Experimenteel 3D in Oberhausen

1+1=3

Aurora borealis

Het 3D-overzichtsprogramma van de Kurzfilmtage Oberhausen stelde teleur: het artistieke gebruik van 3D staat nog altijd in de kinderschoenen. Een vingerwijzing.

De hoofdpijn is terug. Dat is de conclusie van het 3D-programma van de Kurzfilmtage Oberhausen, een verzameling experimentele hoogtepunten van de laatste zeven jaar. Vaak kwam dat neer op het ontregelen van het visuele systeem van de toeschouwer. Met onpasselijkheid tot gevolg: veel bezoekers zetten al halverwege een filmpje hun bril af. “Het doet soms pijn aan je ogen”, beaamde regisseur Tim Geraghty tijdens het nagesprek bij zijn Something Might Happen (2014), waarin hij het linker- en rechter­oog onverenigbare beelden voorschotelde, “maar ik heb geprobeerd het te beperken.” Erg geloofwaardig klonk dat laatste niet.

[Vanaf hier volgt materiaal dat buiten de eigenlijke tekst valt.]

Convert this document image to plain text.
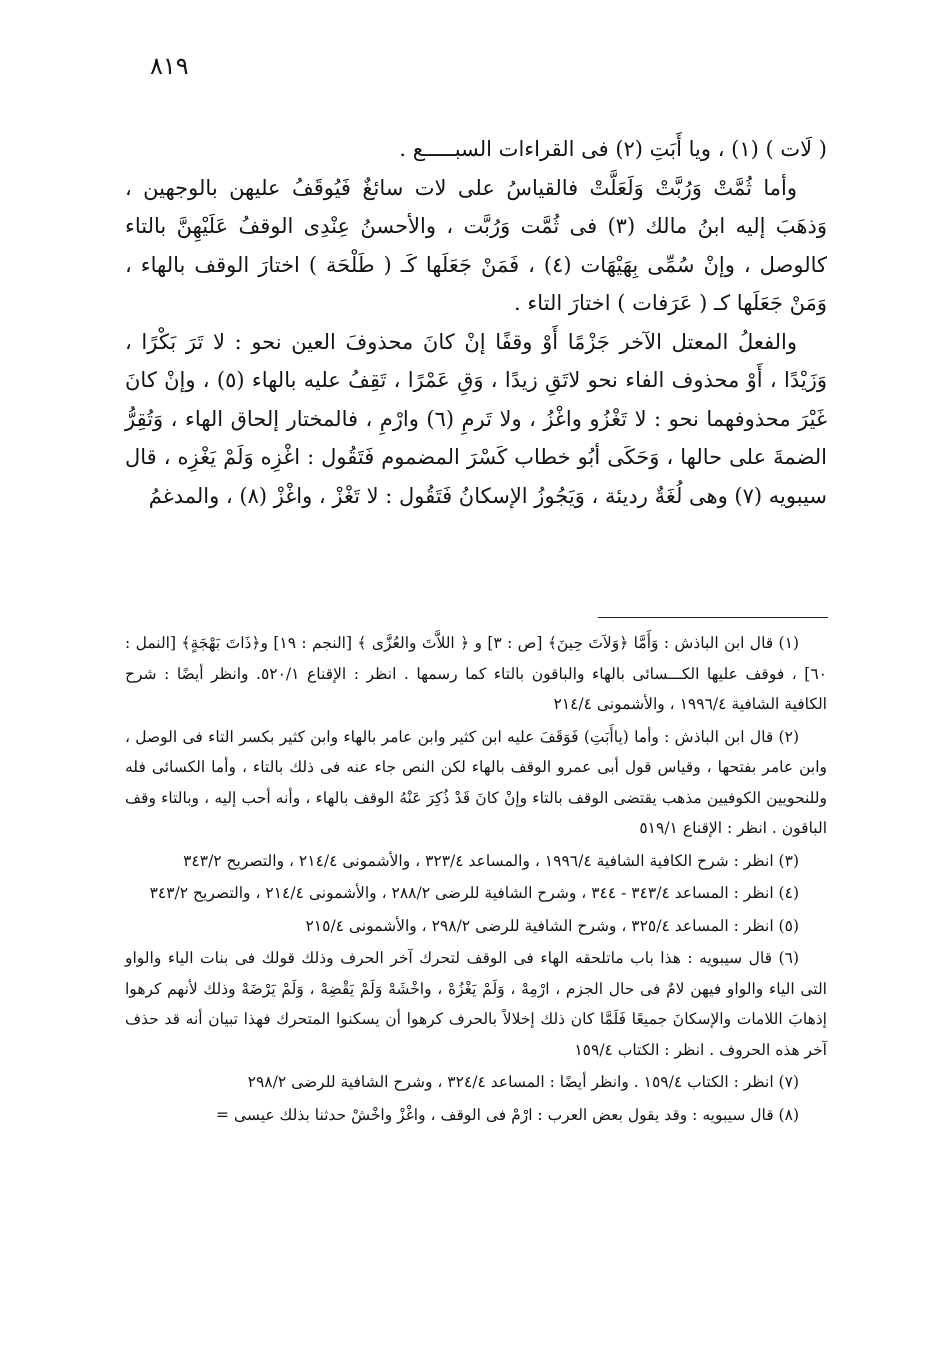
٨١٩

( لَات ) (١) ، ويا أَبَتِ (٢) فى القراءات السبـــــع .

وأما ثُمَّتْ وَرُبَّتْ وَلَعَلَّتْ فالقياسُ على لات سائغٌ فَيُوقَفُ عليهن بالوجهين ، وَذهَبَ إليه ابنُ مالك (٣) فى ثُمَّت وَرُبَّت ، والأحسنُ عِنْدِى الوقفُ عَلَيْهِنَّ بالتاء كالوصل ، وإنْ سُمِّى بِهَيْهَات (٤) ، فَمَنْ جَعَلَها كَـ ( طَلْحَة ) اختارَ الوقف بالهاء ، وَمَنْ جَعَلَها كـ ( عَرَفات ) اختارَ التاء .

والفعلُ المعتل الآخر جَزْمًا أَوْ وقفًا إنْ كانَ محذوفَ العين نحو : لا تَرَ بَكْرًا ، وَزَيْدًا ، أَوْ محذوف الفاء نحو لاتَقِ زيدًا ، وَقِ عَمْرًا ، تَقِفُ عليه بالهاء (٥) ، وإنْ كانَ غَيْرَ محذوفهما نحو : لا تَغْزُو واغْزُ ، ولا تَرمِ (٦) وارْمِ ، فالمختار إلحاق الهاء ، وَتُقِرُّ الضمةَ على حالها ، وَحَكَى أبُو خطاب كَسْرَ المضموم فَتَقُول : اغْزِه وَلَمْ يَغْزِه ، قال سيبويه (٧) وهى لُغَةٌ رديئة ، وَيَجُوزُ الإسكانُ فَتَقُول : لا تَغْزْ ، واغْزْ (٨) ، والمدغمُ

(١) قال ابن الباذش : وَأَمَّا ﴿وَلاَتَ حِينَ﴾ [ص : ٣] و ﴿ اللاَّتَ والعُزَّى ﴾ [النجم : ١٩] و﴿ذَاتَ بَهْجَةٍ﴾ [النمل : ٦٠] ، فوقف عليها الكـــسائى بالهاء والباقون بالتاء كما رسمها . انظر : الإقناع ٥٢٠/١. وانظر أيضًا : شرح الكافية الشافية ١٩٩٦/٤ ، والأشمونى ٢١٤/٤

(٢) قال ابن الباذش : وأما (ياأَبَتِ) فَوَقَفَ عليه ابن كثير وابن عامر بالهاء وابن كثير بكسر التاء فى الوصل ، وابن عامر بفتحها ، وقياس قول أبى عمرو الوقف بالهاء لكن النص جاء عنه فى ذلك بالتاء ، وأما الكسائى فله وللنحويين الكوفيين مذهب يقتضى الوقف بالتاء وإنْ كانَ قَدْ ذُكِرَ عَنْهُ الوقف بالهاء ، وأنه أحب إليه ، وبالتاء وقف الباقون . انظر : الإقناع ٥١٩/١

(٣) انظر : شرح الكافية الشافية ١٩٩٦/٤ ، والمساعد ٣٢٣/٤ ، والأشمونى ٢١٤/٤ ، والتصريح ٣٤٣/٢

(٤) انظر : المساعد ٣٤٣/٤ - ٣٤٤ ، وشرح الشافية للرضى ٢٨٨/٢ ، والأشمونى ٢١٤/٤ ، والتصريح ٣٤٣/٢

(٥) انظر : المساعد ٣٢٥/٤ ، وشرح الشافية للرضى ٢٩٨/٢ ، والأشمونى ٢١٥/٤

(٦) قال سيبويه : هذا باب ماتلحقه الهاء فى الوقف لتحرك آخر الحرف وذلك قولك فى بنات الياء والواو التى الياء والواو فيهن لامٌ فى حال الجزم ، ارْمِهْ ، وَلَمْ يَغْزُهْ ، واخْشَهْ وَلَمْ يَقْضِهْ ، وَلَمْ يَرْضَهْ وذلك لأنهم كرهوا إذهابَ اللامات والإسكانَ جميعًا فَلَمَّا كان ذلك إخلالاً بالحرف كرهوا أن يسكنوا المتحرك فهذا تبيان أنه قد حذف آخر هذه الحروف . انظر : الكتاب ١٥٩/٤

(٧) انظر : الكتاب ١٥٩/٤ . وانظر أيضًا : المساعد ٣٢٤/٤ ، وشرح الشافية للرضى ٢٩٨/٢

(٨) قال سيبويه : وقد يقول بعض العرب : ارْمْ فى الوقف ، واغْزْ واخْشْ حدثنا بذلك عيسى =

Een Oostenrijkse filmmaker riep tijdens een 3D-­debat zelfs serieus op om die onpasselijkheid voortaan preciezer te benoemen: “Mensen zeggen na afloop van een 3D-film vaak: ik voel me niet goed. Maar heb je last van je ogen, hoofd of maag? Dat maakt veel verschil.”

Dat was grappig, maar ook deprimerend. De oogst van zeven jaar experimenteren bleek in Oberhausen mager. Dat je met een 3D-bril beide ogen totaal verschillende beelden kunt aanbieden, die samen dus geen diepte-effect creëren (en daarom beter duoscopisch dan stereoscopisch kunnen worden genoemd), is conceptueel een nogal armzalige stap voorwaarts en blijkt, niet geheel onverwachts, in de praktijk vreselijk vermoeiend.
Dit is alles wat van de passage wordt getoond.